Un souvenir surgit, vif et doux-amer : maman glissant le bracelet à mon poignet pour la première fois. Ses mains chaudes contre ma peau lorsqu’elle disait : « Ce n’est pas qu’un bijou, Rosie. C’est un rappel. D’amour. De famille. De force. »

« J’essaie », murmurai-je dans le silence, les mots à peine audibles même pour moi. « J’essaie vraiment. »

Le bracelet refléta à nouveau la lumière alors que je le retirais, ses pendentifs brillant faiblement malgré leur usure. Responsabilité. Amour. Perte. Tout semblait emmêlé dans ces minuscules morceaux de métal délicats.Je l’ai posé avec précaution sur la table de nuit, à côté de la photo, puis je me suis allongée sur le lit, fixant le plafond.

La soirée se déroulait à nouveau en fragments dans mon esprit : le regard lubrique de Max, la voix calme de Zack, le sourire paisible d’Ava. Qu'avait vu Zack en me regardant ? Simplement une fille dans une situation inconfortable ? Ou quelque chose de plus ? Cette pensée me semblait absurde, et pourtant elle restait, obstinée et tenace.

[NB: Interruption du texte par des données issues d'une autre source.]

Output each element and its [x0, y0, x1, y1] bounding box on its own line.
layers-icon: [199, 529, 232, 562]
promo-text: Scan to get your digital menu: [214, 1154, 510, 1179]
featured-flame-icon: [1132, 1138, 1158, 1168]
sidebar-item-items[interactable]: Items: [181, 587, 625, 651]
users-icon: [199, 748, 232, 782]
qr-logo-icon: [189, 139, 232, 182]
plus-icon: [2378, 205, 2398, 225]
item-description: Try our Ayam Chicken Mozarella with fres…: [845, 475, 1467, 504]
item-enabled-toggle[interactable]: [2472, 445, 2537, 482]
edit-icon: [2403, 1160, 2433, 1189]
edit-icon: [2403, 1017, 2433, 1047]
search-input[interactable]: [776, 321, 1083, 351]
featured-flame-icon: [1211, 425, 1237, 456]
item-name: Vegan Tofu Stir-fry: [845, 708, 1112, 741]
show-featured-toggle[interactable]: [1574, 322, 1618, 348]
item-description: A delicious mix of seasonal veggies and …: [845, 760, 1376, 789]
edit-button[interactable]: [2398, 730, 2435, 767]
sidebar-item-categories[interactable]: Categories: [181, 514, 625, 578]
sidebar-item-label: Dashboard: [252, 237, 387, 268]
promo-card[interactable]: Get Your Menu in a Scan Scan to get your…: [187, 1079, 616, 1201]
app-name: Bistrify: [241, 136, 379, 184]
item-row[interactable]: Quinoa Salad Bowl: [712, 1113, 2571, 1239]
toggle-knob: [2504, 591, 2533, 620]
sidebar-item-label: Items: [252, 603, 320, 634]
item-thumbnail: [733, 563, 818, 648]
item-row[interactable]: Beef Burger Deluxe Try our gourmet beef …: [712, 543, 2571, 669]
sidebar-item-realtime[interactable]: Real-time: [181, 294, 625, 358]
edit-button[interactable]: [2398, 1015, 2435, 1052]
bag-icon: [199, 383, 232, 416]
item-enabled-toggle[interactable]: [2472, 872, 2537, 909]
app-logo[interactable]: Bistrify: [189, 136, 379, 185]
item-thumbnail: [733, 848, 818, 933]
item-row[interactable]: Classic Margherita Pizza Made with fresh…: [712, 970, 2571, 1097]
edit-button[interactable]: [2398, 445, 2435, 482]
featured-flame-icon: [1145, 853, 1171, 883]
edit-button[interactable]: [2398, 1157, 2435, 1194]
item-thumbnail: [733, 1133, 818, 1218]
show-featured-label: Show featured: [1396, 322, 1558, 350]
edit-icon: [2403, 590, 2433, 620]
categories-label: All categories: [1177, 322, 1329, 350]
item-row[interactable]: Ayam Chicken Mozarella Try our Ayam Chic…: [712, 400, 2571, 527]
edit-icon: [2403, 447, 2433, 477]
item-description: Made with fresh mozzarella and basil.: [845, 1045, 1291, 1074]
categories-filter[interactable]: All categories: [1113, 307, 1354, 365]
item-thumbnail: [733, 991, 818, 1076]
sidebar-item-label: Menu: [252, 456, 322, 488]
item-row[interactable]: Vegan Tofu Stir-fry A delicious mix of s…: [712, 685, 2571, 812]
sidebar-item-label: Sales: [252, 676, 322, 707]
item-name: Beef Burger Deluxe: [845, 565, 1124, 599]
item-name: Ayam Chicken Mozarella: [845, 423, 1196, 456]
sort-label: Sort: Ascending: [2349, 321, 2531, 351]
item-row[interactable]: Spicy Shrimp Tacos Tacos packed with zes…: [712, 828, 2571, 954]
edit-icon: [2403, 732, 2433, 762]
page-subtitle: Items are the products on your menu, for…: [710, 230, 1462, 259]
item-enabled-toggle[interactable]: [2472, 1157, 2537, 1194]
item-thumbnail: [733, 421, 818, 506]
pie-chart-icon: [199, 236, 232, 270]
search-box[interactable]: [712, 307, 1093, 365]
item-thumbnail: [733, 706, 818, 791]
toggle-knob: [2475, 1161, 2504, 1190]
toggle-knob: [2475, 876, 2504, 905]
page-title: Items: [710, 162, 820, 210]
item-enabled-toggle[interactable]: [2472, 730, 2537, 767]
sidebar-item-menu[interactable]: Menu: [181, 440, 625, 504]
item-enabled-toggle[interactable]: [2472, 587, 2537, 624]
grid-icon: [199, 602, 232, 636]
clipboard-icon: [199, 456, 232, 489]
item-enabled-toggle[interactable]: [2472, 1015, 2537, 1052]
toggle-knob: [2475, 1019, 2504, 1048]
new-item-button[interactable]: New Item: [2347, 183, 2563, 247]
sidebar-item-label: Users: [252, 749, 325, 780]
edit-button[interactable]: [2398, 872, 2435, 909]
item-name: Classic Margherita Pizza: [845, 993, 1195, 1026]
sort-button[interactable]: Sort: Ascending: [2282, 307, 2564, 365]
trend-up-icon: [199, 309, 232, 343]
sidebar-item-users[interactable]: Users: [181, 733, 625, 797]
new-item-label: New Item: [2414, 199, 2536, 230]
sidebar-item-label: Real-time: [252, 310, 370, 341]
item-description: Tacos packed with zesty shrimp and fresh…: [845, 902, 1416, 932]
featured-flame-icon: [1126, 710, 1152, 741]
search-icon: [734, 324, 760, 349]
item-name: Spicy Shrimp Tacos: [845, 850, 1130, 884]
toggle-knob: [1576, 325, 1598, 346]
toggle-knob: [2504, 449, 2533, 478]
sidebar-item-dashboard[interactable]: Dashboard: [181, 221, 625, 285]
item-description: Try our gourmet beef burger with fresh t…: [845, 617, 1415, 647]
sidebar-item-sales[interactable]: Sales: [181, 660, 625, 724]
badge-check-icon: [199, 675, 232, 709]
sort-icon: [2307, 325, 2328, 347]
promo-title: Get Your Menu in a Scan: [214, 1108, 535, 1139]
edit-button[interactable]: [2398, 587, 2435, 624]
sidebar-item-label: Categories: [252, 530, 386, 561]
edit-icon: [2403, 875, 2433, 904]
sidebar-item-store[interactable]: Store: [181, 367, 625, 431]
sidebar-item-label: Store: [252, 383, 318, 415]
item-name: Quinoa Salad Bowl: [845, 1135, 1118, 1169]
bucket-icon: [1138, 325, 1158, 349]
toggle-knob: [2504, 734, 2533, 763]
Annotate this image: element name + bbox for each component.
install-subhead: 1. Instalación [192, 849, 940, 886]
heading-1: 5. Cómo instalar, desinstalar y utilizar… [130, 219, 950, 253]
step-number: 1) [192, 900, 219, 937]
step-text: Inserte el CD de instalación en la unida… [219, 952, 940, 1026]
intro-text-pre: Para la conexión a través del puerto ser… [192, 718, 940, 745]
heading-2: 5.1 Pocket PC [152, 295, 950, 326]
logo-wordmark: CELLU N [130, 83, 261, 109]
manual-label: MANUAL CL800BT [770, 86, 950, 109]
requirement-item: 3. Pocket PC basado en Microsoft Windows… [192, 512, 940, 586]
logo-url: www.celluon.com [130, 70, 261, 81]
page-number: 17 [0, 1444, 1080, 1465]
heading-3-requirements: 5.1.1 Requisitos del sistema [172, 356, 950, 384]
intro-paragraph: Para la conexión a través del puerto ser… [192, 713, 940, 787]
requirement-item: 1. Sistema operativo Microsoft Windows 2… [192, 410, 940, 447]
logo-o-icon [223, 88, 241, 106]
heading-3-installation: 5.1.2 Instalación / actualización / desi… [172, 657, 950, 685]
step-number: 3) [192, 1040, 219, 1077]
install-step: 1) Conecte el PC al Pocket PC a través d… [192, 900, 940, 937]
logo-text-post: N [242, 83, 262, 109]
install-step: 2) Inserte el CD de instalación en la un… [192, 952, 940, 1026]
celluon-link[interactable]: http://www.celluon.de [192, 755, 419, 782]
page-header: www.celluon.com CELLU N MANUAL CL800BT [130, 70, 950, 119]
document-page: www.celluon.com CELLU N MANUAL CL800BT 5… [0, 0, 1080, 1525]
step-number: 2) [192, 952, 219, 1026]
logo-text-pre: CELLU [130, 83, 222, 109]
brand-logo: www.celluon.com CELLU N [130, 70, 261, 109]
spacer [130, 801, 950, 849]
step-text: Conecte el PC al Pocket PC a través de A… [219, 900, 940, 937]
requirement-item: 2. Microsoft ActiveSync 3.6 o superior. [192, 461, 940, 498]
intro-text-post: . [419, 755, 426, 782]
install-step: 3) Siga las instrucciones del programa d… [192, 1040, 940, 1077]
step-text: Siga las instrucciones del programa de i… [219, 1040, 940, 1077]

La lumière du lampadaire, à l'extérieur, filtrait à travers les rideaux, projetant de faibles ombres sur le plafond. Je me suis tournée sur le côté, me recroquevillant sur moi-même, laissant mes paupières se fermer. La voix de Zack et ses yeux bleus perçants ne quittaient pas mes pensées, même lorsque le sommeil commençait à m’emporter.

Quoi qu'il en soit, je savais que ce n’était pas encore fini. Pas encore.

Et peut-être, au fond de moi, je ne voulais pas que ça se termine.